Read the article published in Canadian Geographic
Almost completely roadless, the Muskwa-Kechika contains the headwaters of important rivers and critical habitat for a variety of wildlife. (Photo: Ryan Dickie, winterhawkstudios.com)
We know that if we want to deal with the climate crisis and its impacts, we need to take significant steps right now. But not all of those steps are about switching from coal to solar or wind power. We also need to take big, bold steps to provide wildlife room to roam in order to help them survive rapidly changing conditions.
One place we can take such a step is in the Muskwa-Kechika — a spectacularly wild region of rugged mountains, verdant valleys, glaciers and boreal forests in north-central British Columbia. The Muskwa-Kechika is one of the most intact wild areas remaining on the planet. Four times the size of Vancouver Island, it is an area with few roads (98 per cent roadless) and little resource development. The result is intact forests, clean water, and healthy wildlife populations. Caribou, for example, are thriving there, unlike in southern B.C. where almost every caribou population is skidding toward extinction.
In addition to its namesake rivers, the Muskwa and the Kechika, the area contains the unprotected headwaters of the mighty Liard and Peace Rivers. The 300-kilometre stretch of the Rocky Mountain Trench (which is so prominent it can be seen from space) that bisects the Muskwa-Kechika is the last wild section of this amazing geologic feature left in B.C.
It’s not just its very light human footprint that makes the Muskwa-Kechika unique. It also has a high level of habitat diversity due to its varied topography, different landforms, and many lakes and wetlands — all of which provide options for plants and animals to adapt as climate heating accelerates. In particular, this diversity offers wildlife important “climate ramps” — the ability to move to higher elevations along slopes leading up to the Continental Divide or along river valleys from mouth to headwaters.
Recognition of the Muskwa-Kechika’s world-class features is not new. The Muskwa-Kechika Management Area (MKMA) was established in the late 1990s in a first effort to protect some of its most important pieces. But in the face of a hotter climate and continuing impacts on wildlife and waters from industrial resource development, we now understand that we have to do more. With only a fraction of the area currently protected, there is still a long way to go to ensure real long-term protection for species and spaces throughout the Greater Muskwa-Kechika. Connecting existing protected areas and expanding protection into additional wildlife-critical areas to the north and south of the MKMA can create an incredibly important climate refuge for vulnerable species, including coldwater-dependent bull trout and Stone’s sheep, a unique sub-species found almost nowhere else on Earth.

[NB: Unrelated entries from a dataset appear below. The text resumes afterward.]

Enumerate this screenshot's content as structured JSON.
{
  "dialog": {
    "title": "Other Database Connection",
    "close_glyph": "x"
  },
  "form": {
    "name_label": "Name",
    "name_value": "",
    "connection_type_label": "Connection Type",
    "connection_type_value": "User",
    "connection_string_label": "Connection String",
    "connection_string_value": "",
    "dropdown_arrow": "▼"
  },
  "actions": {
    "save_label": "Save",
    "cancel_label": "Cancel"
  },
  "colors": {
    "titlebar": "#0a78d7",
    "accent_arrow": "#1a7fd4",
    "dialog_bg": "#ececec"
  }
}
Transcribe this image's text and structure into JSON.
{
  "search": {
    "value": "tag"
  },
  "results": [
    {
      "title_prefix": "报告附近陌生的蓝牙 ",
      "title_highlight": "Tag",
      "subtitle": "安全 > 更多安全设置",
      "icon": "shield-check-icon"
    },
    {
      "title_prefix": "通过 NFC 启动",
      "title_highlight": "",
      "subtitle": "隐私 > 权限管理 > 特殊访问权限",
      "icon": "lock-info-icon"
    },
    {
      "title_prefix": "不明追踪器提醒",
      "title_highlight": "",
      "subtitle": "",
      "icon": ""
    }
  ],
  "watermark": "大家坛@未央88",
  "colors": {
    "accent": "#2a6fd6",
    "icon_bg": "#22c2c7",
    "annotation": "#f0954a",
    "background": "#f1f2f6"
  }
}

Wildlife Conservation Society Canada has mapped a larger and better-connected network of protected areas across the Greater Muskwa-Kechika. We used the latest scientific thinking about conservation and resilience, as well as the latest available data on species and habitats. We focused on four species as our guides in this work: woodland caribou, bull trout, Stone’s sheep and moose. By analyzing the areas of greatest importance to these species, we were able identify where protection of lands and waters could have the most efficient impact. We also looked at how critical habitats for these species will shift in the face of climate warming and how we can protect those all-important climate ramps. Because all four species need large landscape (or aquatic) areas, conserving their habitats will help protect many other species as well.
The result is a proposal to essentially double the existing area of protection in the Muskwa-Kechika to create a globally-significant protected network in what has been called “the Serengeti of the North.” That may sound like a recipe for conflict with loggers and miners, but in reality, our proposed network has been carefully designed to avoid the few areas in the Greater Muskwa-Kechika where there is any tangible interest in resource development. Doing that while still ensuring that we protect core habitats and connections is achievable because of the scale we are working on here.

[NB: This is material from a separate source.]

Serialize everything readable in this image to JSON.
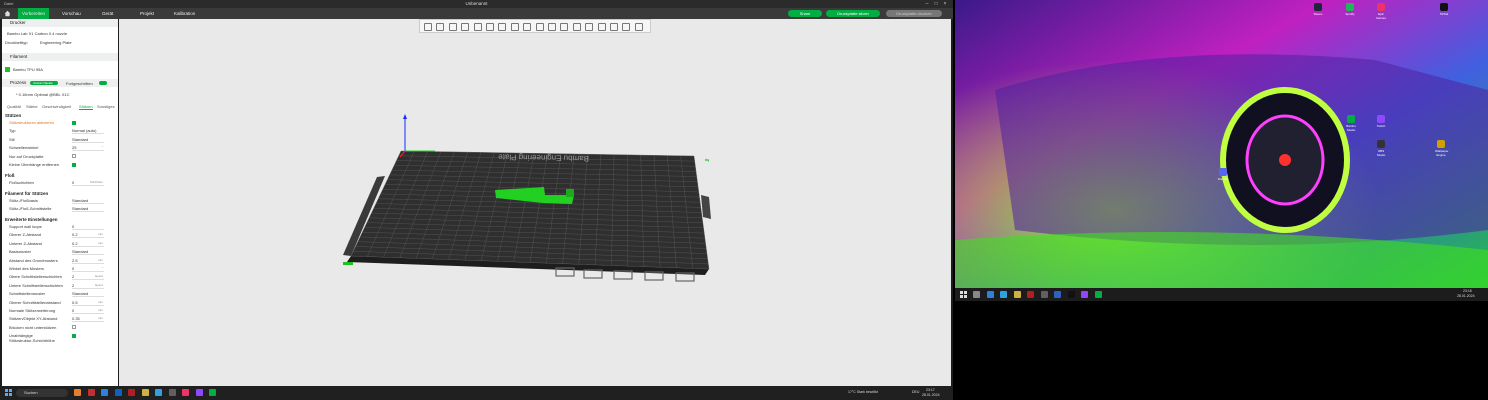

Too often in the past, governments have established protected areas only with an eye to reducing conflict with logging or mining or to protect scenic — but not necessarily highly productive – places. And too often that has left us with “postage stamp” protected areas cut off from one another and of limited value to wildlife. In the Greater Muskwa-Kechika, we can take a bolder and more proactive approach that better matches the challenges of our times. Here we still have the opportunity to build something great from the ground up by using science to guide land management decisions that will serve both people and wildlife for generations to come.

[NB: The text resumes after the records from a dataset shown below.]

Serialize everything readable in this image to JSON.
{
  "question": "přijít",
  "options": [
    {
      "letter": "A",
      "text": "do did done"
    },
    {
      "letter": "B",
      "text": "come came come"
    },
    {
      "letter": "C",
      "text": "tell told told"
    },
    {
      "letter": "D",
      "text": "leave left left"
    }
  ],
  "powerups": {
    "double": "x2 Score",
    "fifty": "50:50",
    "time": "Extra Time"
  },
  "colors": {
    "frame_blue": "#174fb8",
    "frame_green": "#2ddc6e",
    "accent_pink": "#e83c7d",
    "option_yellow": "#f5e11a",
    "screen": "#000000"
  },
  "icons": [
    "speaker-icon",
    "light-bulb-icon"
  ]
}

The Kaska Dena First Nation is advancing its own proposal for an Indigenous Conserved and Protected Area based upon their spiritual beliefs, traditional knowledge and culture. Our recommendations match quite closely to their mapping. This kind of new and innovative approach offers new opportunities for place-based conservation and sustainable economies with real benefits for communities.
For those of us not lucky enough to live beneath the waves of mountain peaks in the Muskwa-Kechika, we can still be content in knowing we have taken a bold step to ensure that places this wild and free continue to exist on our planet.